Friday, Jul. 02, 1965
Robin? Hood?
MEMOIRS OF PANCHO VILLA by Martin Luis Guzman. 512 pages. University of Texas. $8.50.
He was a swashbuckling ex-bandit who had killed 20 men before he was 30. His mustache bristled, his eyes burned black, and his temper was so violent that his personal physician forbade him to eat meat. He drove his ragged armies to the spectacular victories that finally brought the revolution to power. Then, claiming its leaders were corrupt, he spent the next six years trying to destroy them, finally retired in disgrace. Ever since his death in 1923, Mexicans have argued whether Pancho Villa was the Robin Hood he claimed to be--or just an ambitious hood.
Author Guzman, a prominent Mexican historian who knew Villa well, has long been his foremost defender. In this book, he has converted piles of official documents, letters and unpublished notes into the "memoirs" that he claims Villa would have written if Villa had not been illiterate. Reconstructing the old bandit's speech habits may have been an amusing intellectual exercise for Guzman, but it does not come off very well. In translation, it sounds like bad Hemingway. In content, it ignores the broad historical background necessary to relate Villa's actions to the progress of the revolution, is stuffed with too many meaningless names and unidentified locations. Even so, it is a frequently fascinating and probably fairly accurate insight into the most controversial character of the Mexican Revolution.
Gunpoint Cosigner. Guzman admits that Villa's habits were brutal: he shot one man for pushing his horse, ordered another executed because "I saw in his glance that he waa a traitor," once lined up 60 enemy prisoners in rows of three "to save ammunition by killing three with one shot." To show his disgust for the dandified "chocolate drinkers" who, he feared, were taking over the revolution, he ordered a prisoner shot in front of his luncheon guests. Villa's only interest, according to Guzman, was to preserve the revolution for the poor--with whom, as a bandit, he had always shared his plunder.

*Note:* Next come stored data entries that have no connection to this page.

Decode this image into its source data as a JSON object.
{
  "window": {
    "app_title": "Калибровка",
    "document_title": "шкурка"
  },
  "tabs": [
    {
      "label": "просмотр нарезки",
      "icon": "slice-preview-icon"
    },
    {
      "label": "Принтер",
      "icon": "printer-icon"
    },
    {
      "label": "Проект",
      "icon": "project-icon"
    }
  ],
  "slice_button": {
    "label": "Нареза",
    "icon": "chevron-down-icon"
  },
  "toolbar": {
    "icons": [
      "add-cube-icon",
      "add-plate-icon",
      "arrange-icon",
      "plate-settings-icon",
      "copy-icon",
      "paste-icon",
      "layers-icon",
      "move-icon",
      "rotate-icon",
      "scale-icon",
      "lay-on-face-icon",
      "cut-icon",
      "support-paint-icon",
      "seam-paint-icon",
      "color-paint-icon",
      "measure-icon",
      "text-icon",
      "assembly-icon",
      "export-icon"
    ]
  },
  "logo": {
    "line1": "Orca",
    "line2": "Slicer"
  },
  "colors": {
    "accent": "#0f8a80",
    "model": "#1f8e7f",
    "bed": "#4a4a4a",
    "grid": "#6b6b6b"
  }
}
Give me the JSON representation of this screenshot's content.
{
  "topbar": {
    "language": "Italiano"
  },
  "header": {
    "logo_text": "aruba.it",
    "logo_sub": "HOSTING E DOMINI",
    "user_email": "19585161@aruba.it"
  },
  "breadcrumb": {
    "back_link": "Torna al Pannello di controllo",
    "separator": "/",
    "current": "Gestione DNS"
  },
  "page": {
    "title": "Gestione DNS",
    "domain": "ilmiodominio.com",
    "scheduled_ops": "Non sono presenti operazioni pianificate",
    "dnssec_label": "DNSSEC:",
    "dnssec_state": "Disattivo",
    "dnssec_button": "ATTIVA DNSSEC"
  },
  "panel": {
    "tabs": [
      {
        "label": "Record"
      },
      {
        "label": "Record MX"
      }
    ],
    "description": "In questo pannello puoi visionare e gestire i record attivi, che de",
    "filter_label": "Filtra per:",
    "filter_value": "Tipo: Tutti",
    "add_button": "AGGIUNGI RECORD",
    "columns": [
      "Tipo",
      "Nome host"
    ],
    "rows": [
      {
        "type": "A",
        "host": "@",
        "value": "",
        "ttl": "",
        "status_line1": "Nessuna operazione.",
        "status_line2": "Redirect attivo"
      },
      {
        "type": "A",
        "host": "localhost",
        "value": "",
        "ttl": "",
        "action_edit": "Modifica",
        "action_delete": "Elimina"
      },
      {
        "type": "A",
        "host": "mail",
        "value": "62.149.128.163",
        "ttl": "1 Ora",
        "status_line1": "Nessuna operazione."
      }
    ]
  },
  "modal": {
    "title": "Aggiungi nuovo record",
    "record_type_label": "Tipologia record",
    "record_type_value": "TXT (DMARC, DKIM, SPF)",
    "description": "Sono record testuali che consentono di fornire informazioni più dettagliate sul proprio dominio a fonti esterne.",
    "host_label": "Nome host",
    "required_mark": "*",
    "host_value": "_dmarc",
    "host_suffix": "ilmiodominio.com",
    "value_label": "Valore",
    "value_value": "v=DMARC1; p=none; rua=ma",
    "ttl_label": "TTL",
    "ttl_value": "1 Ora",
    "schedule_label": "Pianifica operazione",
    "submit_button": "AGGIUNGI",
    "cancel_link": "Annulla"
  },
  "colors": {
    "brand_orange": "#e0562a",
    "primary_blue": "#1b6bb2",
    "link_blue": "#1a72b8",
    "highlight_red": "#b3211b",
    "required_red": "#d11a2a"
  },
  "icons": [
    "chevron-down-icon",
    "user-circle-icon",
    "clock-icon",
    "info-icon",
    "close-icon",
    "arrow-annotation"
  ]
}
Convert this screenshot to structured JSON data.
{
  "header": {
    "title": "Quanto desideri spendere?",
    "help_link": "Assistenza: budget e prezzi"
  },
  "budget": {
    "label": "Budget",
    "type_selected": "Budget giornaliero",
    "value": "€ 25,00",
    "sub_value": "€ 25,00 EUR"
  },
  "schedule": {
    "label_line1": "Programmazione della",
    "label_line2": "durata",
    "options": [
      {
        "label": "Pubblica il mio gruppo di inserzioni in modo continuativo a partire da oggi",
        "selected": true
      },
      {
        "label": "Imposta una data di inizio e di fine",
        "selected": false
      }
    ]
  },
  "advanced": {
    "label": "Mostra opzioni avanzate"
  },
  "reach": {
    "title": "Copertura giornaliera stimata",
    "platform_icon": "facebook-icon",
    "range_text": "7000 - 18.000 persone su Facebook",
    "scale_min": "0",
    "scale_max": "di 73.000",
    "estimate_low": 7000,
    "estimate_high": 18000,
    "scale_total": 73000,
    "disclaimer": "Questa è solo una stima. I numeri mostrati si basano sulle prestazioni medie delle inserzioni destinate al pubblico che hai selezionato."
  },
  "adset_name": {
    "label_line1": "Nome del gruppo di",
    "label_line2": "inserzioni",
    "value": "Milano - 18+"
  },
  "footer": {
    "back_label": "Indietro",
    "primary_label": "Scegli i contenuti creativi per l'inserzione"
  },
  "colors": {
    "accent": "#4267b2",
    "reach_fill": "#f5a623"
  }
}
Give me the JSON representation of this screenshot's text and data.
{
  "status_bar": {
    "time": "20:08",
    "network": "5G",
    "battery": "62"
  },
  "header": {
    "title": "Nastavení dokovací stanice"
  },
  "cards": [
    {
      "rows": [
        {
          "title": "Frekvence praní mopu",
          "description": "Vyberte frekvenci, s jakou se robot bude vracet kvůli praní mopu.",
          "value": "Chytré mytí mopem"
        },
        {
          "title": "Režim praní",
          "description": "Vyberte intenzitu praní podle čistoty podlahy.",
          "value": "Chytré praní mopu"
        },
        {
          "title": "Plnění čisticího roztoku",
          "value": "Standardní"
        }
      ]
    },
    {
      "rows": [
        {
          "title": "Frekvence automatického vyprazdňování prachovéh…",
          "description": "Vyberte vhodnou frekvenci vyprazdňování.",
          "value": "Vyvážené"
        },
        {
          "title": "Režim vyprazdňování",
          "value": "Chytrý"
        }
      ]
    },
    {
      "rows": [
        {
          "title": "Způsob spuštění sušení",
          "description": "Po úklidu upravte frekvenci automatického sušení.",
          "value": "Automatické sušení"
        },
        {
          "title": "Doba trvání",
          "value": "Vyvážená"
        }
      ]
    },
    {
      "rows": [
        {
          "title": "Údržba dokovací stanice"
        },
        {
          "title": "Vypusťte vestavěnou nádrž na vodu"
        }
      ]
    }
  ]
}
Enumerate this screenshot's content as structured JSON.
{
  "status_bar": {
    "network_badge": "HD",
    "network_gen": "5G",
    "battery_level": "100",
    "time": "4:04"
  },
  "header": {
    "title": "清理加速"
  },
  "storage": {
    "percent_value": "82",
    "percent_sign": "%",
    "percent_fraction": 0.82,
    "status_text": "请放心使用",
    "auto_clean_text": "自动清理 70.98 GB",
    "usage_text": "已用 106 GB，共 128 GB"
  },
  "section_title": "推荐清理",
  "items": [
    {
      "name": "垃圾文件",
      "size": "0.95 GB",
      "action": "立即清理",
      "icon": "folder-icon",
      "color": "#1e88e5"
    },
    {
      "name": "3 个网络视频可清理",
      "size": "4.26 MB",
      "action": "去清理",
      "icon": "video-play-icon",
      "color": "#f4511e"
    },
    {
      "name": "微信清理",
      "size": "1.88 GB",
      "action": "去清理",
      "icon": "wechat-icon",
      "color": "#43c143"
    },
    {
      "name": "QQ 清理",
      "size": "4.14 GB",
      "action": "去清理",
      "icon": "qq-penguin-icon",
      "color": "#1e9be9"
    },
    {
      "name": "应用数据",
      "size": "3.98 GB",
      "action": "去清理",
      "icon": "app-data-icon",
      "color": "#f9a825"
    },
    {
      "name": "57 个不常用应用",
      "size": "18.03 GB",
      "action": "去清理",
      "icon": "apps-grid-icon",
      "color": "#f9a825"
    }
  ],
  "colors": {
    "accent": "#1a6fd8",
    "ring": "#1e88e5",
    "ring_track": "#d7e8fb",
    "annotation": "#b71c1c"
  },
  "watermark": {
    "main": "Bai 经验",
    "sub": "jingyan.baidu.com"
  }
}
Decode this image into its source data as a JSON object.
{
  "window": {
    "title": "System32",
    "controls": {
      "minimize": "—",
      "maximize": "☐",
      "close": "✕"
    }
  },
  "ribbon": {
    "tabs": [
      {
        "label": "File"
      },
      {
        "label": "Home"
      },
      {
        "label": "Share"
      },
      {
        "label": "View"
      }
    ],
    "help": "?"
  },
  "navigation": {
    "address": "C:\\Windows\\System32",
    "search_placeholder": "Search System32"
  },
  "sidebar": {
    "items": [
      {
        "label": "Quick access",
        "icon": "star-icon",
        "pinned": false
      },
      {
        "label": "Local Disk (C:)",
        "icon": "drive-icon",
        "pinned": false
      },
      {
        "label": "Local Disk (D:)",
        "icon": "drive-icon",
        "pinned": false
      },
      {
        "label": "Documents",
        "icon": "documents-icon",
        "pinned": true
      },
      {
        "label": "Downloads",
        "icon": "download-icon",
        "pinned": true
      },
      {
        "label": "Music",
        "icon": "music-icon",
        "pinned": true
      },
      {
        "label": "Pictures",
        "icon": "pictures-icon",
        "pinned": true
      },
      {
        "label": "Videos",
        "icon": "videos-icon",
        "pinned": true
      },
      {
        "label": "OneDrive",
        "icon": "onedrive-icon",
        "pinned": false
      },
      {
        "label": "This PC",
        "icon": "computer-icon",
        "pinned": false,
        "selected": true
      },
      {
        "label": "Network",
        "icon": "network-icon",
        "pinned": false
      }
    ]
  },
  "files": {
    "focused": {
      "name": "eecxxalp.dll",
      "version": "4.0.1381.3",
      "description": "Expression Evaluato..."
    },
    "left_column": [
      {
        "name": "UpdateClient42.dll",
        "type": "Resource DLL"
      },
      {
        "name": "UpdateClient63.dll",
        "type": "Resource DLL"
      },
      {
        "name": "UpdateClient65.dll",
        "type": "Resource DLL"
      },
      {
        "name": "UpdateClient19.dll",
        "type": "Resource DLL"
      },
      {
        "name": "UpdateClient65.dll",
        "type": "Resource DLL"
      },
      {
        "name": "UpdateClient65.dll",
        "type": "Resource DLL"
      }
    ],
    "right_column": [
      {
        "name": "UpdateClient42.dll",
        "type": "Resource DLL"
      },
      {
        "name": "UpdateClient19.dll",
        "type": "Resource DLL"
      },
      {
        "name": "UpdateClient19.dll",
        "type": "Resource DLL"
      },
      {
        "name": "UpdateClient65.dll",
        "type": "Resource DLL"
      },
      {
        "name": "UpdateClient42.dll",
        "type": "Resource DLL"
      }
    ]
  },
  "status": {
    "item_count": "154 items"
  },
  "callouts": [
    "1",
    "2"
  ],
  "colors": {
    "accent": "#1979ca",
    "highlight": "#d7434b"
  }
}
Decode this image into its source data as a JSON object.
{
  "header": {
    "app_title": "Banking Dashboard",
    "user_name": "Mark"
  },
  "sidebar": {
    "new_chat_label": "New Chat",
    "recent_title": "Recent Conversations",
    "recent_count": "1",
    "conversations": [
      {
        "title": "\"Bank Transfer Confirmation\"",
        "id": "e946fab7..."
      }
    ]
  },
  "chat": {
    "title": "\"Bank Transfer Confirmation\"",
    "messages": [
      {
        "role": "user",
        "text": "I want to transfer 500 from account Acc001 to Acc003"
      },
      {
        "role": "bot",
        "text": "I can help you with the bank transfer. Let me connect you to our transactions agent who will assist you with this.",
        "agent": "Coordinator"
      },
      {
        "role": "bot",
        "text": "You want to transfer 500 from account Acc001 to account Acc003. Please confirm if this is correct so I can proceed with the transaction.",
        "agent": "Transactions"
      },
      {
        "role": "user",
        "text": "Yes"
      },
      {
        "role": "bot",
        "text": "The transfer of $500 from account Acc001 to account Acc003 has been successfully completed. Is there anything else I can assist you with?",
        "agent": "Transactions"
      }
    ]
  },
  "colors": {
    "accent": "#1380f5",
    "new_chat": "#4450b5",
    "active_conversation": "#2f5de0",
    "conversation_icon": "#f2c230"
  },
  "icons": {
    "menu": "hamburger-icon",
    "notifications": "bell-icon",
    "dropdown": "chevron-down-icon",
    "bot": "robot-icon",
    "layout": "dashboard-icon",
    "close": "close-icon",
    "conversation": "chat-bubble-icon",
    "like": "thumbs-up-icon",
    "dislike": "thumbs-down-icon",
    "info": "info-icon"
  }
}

Unfortunately, he too often let his temper get the best of him. Impatient with arguments, sensitive to the superior ways of his fellow revolutionaries, Villa grew more and more adamant in his own views of how the new government should be shaped, more and more convinced that those who disagreed with him were enemies trying to usurp the revolution. He once flew into a rage at the powerful General Alvaro Obregon, ordered him at gunpoint to cosign a rebellious telegram, then had to retire for more than an hour to restrain himself from shooting Obregon.
Film Battle. Unable to throw his enemies out of power, Villa's temper grew worse and his acts more erratic. In 1915, he led his army into open rebellion against the government. He tried to enlist the sympathy of the U.S. press by staging a real battle at the request of a film company. He tried to discredit the regime by raiding the border town of Columbus, N. Mex., and, although he achieved headline notoriety by disappearing with his whole army while General "Black Jack" Pershing led a 12,000-man punitive expedition after him, Obregon did not fall.
Finally, Villa himself realized that he had lost popular support. He laid down his arms, agreed to stop molesting the government, and retired with a $250,000 government grant. Three years later the end came when an assassin pumped 47 bullets into his body. He was one of the last victims of the idealistic, passionate, violent, intrigue-filled revolution that he had symbolized almost to the point of caricature.